Revenue generating activities are winning, despite the security risks. According to research from Mastercard (November 2023).

Rising business operating costs are forcing unpalatable decisions. Cybersecurity is not just deprioritised – it’s the lowest priority for many smaller businesses.

Cost is the main reason cited to avoid addressing cybersecurity.

My attention is on the other primary reason to not invest in security – lack of knowledge about threats, and lack of knowledge about options to prevent incidents.

This is something we CAN do – raise security awareness. About how doable cybersecurity initiatives actually are.

Seriously. An example. The Australian Signals Directorate (ASD) has small business checklists and guides for small business. Action items that are laid out in easy to understand language. Organised from starter basic security advice, and illuminates a path through increasing security maturity levels.

The ASD “start here” basic cybersecurity checklist (the “basic steps to protect your business”) will make a genuinely outsized difference between avoiding a security incident, or becoming a victim of one.
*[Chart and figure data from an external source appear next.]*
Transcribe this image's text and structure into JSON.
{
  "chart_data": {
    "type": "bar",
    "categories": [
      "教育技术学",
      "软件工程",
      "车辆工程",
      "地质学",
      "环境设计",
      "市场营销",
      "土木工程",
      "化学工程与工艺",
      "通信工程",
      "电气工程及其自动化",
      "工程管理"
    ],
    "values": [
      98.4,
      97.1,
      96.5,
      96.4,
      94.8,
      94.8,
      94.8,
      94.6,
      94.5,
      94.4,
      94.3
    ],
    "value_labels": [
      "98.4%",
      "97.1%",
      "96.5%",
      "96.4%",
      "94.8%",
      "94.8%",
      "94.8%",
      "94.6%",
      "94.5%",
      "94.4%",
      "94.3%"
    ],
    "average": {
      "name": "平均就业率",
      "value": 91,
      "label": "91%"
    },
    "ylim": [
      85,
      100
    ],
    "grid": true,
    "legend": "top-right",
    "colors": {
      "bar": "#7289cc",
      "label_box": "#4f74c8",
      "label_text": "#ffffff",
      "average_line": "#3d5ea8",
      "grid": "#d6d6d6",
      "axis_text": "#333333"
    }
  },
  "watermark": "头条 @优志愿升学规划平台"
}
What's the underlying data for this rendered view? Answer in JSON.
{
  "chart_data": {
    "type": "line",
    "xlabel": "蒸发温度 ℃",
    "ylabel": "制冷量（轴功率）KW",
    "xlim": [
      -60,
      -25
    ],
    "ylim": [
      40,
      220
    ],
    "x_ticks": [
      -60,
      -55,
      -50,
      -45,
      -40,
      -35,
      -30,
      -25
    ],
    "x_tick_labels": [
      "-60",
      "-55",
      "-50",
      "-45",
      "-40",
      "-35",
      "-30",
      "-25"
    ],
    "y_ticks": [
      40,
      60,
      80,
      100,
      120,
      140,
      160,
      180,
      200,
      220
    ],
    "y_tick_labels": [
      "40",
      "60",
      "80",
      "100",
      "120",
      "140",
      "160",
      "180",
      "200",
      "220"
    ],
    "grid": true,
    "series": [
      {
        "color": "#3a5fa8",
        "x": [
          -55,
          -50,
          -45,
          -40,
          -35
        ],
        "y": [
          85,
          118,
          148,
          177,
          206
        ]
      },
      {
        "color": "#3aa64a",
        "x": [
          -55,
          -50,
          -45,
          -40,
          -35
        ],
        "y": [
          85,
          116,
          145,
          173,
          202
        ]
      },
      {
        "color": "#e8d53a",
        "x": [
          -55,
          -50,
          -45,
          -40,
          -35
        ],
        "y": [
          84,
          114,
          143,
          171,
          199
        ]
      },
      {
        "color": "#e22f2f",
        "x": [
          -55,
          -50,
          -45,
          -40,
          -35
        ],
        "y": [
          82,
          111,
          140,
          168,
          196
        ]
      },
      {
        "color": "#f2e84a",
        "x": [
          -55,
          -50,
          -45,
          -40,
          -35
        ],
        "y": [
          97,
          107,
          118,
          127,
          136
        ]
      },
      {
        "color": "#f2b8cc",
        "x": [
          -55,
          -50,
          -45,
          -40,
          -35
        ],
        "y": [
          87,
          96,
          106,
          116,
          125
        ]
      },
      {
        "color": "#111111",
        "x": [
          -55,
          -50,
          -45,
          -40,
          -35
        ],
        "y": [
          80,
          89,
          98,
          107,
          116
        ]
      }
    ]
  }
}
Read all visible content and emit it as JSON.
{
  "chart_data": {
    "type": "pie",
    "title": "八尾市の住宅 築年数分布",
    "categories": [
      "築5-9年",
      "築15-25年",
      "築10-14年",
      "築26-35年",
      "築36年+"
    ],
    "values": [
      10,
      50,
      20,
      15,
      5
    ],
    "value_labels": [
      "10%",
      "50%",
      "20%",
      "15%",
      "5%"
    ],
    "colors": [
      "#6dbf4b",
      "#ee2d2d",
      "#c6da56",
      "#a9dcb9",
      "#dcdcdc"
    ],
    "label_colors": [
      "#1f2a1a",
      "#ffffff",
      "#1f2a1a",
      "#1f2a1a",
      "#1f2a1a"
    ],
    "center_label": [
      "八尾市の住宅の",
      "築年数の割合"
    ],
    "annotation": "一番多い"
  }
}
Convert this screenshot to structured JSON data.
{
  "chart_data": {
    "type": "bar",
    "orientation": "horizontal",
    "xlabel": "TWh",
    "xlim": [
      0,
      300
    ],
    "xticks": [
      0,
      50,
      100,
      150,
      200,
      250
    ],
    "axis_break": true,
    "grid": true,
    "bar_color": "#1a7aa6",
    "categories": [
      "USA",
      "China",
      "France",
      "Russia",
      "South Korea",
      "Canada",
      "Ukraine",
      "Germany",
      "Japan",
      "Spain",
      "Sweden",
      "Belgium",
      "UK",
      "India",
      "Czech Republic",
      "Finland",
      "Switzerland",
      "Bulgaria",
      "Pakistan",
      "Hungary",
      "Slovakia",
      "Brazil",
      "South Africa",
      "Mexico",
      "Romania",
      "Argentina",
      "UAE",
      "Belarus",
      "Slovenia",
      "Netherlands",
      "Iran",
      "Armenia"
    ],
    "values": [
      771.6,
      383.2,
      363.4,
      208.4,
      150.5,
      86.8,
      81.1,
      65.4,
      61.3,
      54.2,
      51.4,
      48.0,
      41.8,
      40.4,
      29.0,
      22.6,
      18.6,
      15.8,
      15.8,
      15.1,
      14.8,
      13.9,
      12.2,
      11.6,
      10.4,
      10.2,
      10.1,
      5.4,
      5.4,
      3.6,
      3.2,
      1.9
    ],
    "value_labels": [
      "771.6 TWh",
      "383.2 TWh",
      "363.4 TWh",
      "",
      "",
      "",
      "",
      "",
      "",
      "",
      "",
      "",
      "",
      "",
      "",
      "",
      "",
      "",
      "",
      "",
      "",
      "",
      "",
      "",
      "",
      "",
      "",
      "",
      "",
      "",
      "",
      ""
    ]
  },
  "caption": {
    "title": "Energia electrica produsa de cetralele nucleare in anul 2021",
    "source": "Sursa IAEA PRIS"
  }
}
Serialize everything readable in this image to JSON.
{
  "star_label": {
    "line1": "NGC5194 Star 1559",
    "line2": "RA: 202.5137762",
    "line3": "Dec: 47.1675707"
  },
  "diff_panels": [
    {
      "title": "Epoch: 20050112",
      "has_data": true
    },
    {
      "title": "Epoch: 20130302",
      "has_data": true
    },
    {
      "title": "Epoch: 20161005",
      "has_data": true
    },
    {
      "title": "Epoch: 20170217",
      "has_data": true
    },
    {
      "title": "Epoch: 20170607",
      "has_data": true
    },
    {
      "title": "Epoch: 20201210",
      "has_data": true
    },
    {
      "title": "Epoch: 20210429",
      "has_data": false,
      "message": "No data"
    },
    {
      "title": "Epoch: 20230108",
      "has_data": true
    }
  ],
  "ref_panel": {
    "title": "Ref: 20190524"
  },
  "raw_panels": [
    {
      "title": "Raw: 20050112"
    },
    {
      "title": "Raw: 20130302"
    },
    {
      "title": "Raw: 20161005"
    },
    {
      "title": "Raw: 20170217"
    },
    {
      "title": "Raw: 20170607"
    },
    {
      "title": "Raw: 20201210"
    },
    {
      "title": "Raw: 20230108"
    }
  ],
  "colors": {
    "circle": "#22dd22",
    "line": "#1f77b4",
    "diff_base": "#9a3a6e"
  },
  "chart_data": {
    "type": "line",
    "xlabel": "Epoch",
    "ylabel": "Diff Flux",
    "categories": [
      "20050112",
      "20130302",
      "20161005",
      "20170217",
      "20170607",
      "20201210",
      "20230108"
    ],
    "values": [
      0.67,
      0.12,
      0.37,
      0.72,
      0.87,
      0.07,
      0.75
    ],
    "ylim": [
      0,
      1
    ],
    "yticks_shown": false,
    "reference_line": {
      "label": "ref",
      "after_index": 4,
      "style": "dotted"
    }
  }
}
They’ve got a 3 step basic security preamble that turns up a lot in the introduction of their advice to small business:

👉 Turn on multi-factor authentication
👉 Update your software
👉 Back up your information

These 3 points are important. And The ASD articulate in such a way to not sound overwhelming — to be achievable.

The tragedy then unfolds when small businesses leaders make assumptions about the sheer effort and expense of cybersecurity. Lack of knowledge about threats and how to stop them

These starter basic steps are incredibly important, and dramatically reduce vulnerability to cyber-attack.

I might be sounding a little pragmatic about “something being better than nothing”.

But there is a big jump from doing nothing about cybersecurity to reaping the rewards of at least getting the security fundamentals right. As a phase one.

And I think that’s exactly what the ASD advice is for small business.

A meaningful start on cybersecurity is doable, the alternative is not an option.